タービンケース 材料はInconel718
タービンケース 材料はInconel718
 センタ全体を見回してみると、最新の5軸加工機「VARIAXISシリーズ」と複合加工機「INTEGREXシリーズ」の計6台が展示されていた。フレーム、ケーシング、ブリスク、ブレード、ランディングギアなど代表的な航空機部品の最新加工のデモ加工が来場者の“加工意欲”を刺激する。従来は複数台による加工プロセスが必要だったものが、マシン1台で完結させるという、大幅な生産リードタイムの低減が可能になるのだから、来場者も興味津々。真剣にマシンを見つめる目が印象的だった。

ボーイング747のランディングギア
ボーイング747のランディングギア
 マシンが実際に加工をしているので、見学すると理解しやすいが、このように一度に航空機のアプリケーションを見学できる場所というのは、世界的にみてもそうない。しかも、顧客の製造工程を想定して、タッチプローブを用いた機械精度計測、機内ワーク計測を行い、製品加工をイメージした実演を行うとともに、機械監視のデモも見ることができるのだから、ユーザーは加工現場の課題解決に向けた幅も拡がることだろう。

 写真にあるのは展示中のボーイング747のランディングギア。航空機部品は強度の関係から、一体モノが望ましいとされているが、深穴加工となると嫌なビビリと戦わなければならず、削り出しの困難さも天下一品だ。このランディングギアは、同社の「INTEGREX e-670H」を使用して実際に加工された製品。最大1070mmの振りとベッド長さ6mを誇るこのマシンは、ランディングギアの超深穴ボーリング加工に対応しているという信頼性の高さを誇る。
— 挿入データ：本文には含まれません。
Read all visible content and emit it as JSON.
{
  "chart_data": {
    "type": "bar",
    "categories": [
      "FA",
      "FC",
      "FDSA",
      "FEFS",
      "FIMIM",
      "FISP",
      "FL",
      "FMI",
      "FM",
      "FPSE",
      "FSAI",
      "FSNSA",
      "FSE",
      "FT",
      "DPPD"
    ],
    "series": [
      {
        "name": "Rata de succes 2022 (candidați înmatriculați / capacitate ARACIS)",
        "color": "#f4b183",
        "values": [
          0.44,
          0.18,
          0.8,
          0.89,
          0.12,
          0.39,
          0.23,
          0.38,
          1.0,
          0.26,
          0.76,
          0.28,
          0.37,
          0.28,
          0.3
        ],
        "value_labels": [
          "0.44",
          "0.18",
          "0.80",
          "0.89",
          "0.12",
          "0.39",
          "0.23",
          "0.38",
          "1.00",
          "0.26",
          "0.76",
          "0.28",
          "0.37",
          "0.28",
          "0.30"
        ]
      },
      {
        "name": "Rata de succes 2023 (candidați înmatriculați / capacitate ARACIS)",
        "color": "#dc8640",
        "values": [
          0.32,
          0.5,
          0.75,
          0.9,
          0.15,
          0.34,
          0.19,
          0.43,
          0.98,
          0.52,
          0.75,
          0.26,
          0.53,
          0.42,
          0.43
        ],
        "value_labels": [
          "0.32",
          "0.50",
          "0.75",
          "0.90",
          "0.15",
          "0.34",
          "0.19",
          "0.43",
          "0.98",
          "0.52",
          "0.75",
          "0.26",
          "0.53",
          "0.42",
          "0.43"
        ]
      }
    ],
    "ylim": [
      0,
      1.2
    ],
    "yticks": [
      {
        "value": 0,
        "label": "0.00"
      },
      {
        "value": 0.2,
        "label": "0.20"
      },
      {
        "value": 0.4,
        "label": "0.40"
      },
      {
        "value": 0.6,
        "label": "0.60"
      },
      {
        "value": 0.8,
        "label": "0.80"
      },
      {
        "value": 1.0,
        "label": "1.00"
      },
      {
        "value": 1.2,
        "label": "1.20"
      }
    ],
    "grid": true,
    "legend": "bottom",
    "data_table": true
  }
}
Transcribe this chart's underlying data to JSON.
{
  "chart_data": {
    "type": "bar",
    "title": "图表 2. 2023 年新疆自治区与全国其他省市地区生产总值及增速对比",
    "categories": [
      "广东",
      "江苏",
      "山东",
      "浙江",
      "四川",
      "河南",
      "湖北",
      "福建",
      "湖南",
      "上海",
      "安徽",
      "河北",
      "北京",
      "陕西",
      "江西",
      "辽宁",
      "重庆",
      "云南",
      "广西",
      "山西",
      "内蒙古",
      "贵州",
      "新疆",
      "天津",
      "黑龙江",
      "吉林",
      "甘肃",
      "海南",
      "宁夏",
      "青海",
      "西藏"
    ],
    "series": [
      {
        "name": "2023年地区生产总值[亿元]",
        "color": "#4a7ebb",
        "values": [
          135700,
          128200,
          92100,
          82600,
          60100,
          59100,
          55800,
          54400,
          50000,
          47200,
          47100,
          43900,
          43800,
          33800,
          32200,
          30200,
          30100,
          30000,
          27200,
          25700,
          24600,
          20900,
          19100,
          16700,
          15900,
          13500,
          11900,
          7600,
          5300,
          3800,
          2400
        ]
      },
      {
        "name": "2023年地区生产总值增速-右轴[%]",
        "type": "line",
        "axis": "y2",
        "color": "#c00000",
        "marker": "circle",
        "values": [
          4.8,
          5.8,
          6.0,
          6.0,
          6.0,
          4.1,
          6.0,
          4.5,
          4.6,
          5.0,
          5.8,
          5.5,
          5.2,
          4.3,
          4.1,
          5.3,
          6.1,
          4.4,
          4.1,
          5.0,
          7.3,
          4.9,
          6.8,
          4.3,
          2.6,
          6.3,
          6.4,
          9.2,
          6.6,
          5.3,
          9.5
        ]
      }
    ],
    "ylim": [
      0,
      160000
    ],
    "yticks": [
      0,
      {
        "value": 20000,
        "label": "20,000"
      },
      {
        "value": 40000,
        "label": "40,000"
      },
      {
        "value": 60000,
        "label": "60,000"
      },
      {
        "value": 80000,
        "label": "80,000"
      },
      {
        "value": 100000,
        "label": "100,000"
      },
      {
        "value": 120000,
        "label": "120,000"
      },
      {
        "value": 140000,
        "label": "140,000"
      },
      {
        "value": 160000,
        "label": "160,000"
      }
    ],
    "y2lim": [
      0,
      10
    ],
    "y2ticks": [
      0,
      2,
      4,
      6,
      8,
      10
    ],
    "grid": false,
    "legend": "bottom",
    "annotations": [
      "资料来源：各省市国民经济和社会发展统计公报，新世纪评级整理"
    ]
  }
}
 他にも目を引いたのは、千代田金属工業が加工した難削材ディスクの特殊加工品。加工歪を生じない航空機タービンディスクのハイブリッド加工技術が展示されていた。加工した機種は「INTEGREX e-650 HSII」。このマシンには新しい技術が搭載されており、その概要は、旋盤、穴開け加工に引き続き、ワイヤー放電加工による外周のブローチ粗加工までを、ワンチャッキングで24時間自動連続無人加工を行うというもの。サラリと記述をしたが、加工をしたマシンでは、なんと、ワイヤー放電もついているというから驚いた。複合加工機もここまで来るとは!

 また、同社のノウハウを集結した生産支援ソフトウェアも展示しているので、工場経営に踏み込んだ最適なトータルサポートの提案もしてくれる。マザックが顧客にこうした場所を開放し、提案することの意味を、中西営業本部長は、「お客様の生産性を支援するには、周辺機器メーカーと一緒になって、世界に競合できるようなシステムを作り上げることも重要だと考え、構築しております。これらの仕組みをお客様に活用していただき、お客様とともに発展したいという思いで新設しました」と気持ちを話してくれた。

 なお、同社では、設備機のトラブルに年中無休の24時間体制で迅速に対応する「オンラインサービスサポート」が顧客をバックアップしている。設備機のトラブル対応から相談に至るまで、履歴を詳細に把握した熟練サービスマンが対応してくれる。これについては、気付いていないアラームでも素早対応で連絡してくれる等、無人運転をしている現場では大助かりとのこと。機械トラブル時のサポート機能だけでなく、マザトロールMATRIX以降に搭載されたインテリジェント機能のひとつである「インテリジェントメンテナンスサポート」に対応した予防保全機能、オンラインテクニカルサポートを設置したことでテクニカルアドバイスも可能になった。

 ヤマザキマザックのエアロスペース テクノロジーセンタは、本社内に設置されているだけあって、設計・制御・NC開発・生産技術・営業技術の人材をフル活用できるという、まさに製造現場に必要な情報が有利に働く場所でもあった。